"He doesn't want any deed," she finished scornfully. "Can't you make Mr. Peabody see how foolish such an accusation is?"

Mrs. Peabody leaned against the kitchen table wearily.

"I know what he's thinking," she said dully. "I know more than I want to know, Betty. Joseph has bought the Warren lots, and that means he's got 'em for his own price. Old man Warren is in his dotage and these lots have been surveyed and cut up into building plots on the stone road over t'other side of Laurel Grove where the trolley's coming through this spring. Joseph will probably sell 'em for three times what he's paid for 'em. That's why he doesn't have the deed recorded; Warren's children will get hold of it, and I doubt if the sale would hold in court. Everybody knows the old father isn't competent to handle his property.
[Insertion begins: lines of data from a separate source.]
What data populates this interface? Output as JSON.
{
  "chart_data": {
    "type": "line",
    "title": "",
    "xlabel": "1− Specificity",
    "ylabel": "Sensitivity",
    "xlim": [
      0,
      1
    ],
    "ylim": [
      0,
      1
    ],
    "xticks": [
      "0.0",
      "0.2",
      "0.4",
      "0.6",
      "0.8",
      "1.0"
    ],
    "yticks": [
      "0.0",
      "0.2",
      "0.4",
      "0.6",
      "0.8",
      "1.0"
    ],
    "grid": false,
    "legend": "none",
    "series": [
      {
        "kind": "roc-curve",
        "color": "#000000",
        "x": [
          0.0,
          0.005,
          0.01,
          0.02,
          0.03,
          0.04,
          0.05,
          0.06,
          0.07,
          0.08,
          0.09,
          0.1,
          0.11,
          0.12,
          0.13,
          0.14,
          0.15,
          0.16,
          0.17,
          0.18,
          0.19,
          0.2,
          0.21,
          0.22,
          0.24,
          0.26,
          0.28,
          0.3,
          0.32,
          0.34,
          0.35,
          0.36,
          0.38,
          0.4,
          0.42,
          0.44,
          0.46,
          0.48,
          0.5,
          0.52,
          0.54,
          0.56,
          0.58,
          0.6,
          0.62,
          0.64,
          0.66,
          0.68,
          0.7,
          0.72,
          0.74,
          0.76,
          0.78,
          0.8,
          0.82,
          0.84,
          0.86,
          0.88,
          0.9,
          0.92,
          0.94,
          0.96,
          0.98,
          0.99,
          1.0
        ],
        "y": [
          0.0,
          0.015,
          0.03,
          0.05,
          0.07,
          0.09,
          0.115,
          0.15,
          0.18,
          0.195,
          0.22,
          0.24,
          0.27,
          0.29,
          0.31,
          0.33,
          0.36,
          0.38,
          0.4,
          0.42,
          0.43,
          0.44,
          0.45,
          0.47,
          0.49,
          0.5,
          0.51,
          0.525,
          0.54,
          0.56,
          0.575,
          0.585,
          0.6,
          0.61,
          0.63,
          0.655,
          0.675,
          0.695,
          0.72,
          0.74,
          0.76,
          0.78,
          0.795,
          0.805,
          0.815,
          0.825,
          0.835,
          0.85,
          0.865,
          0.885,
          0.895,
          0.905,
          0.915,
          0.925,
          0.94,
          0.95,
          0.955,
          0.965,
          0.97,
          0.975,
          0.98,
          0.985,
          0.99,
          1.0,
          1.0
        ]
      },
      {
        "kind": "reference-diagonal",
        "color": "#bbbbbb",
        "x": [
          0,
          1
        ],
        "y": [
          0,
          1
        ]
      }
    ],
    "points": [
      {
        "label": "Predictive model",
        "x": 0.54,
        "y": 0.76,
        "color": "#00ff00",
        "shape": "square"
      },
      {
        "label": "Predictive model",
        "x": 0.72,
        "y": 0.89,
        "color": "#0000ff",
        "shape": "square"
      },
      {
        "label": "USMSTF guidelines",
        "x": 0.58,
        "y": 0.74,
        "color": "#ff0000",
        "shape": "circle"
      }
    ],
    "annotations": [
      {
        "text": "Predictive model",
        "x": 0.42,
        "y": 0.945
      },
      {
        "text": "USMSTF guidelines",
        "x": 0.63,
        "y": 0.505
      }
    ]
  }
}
There was talk of having one of the sons made his guardian some months ago. Joseph has just talked him into selling. If he wasn't my husband, I should say the sale was a plain swindle."

CHAPTER VIII

GOOD-BY TO BRAMBLE FARM

Betty was still mystified.

"What has Bob to do with it?" she urged. "I don't see how the deed would be of any use to him; he couldn't claim the lots."

"No, he couldn't claim the lots," admitted Joseph Peabody's wife. "But he could hold the deed and threaten to notify George Warren, if Joseph didn't pay him a good round sum of money. Mind you, I'm not saying he would do that, Betty, but he could. That's what Joseph thinks he means to do."

"Well, I call that very silly," said Betty briskly. "Bob Henderson isn't a thief or a blackmailer, whatever Mr. Peabody chooses to think. That deed is probably in another coat pocket this minute, or else he's lost it over in Glenside."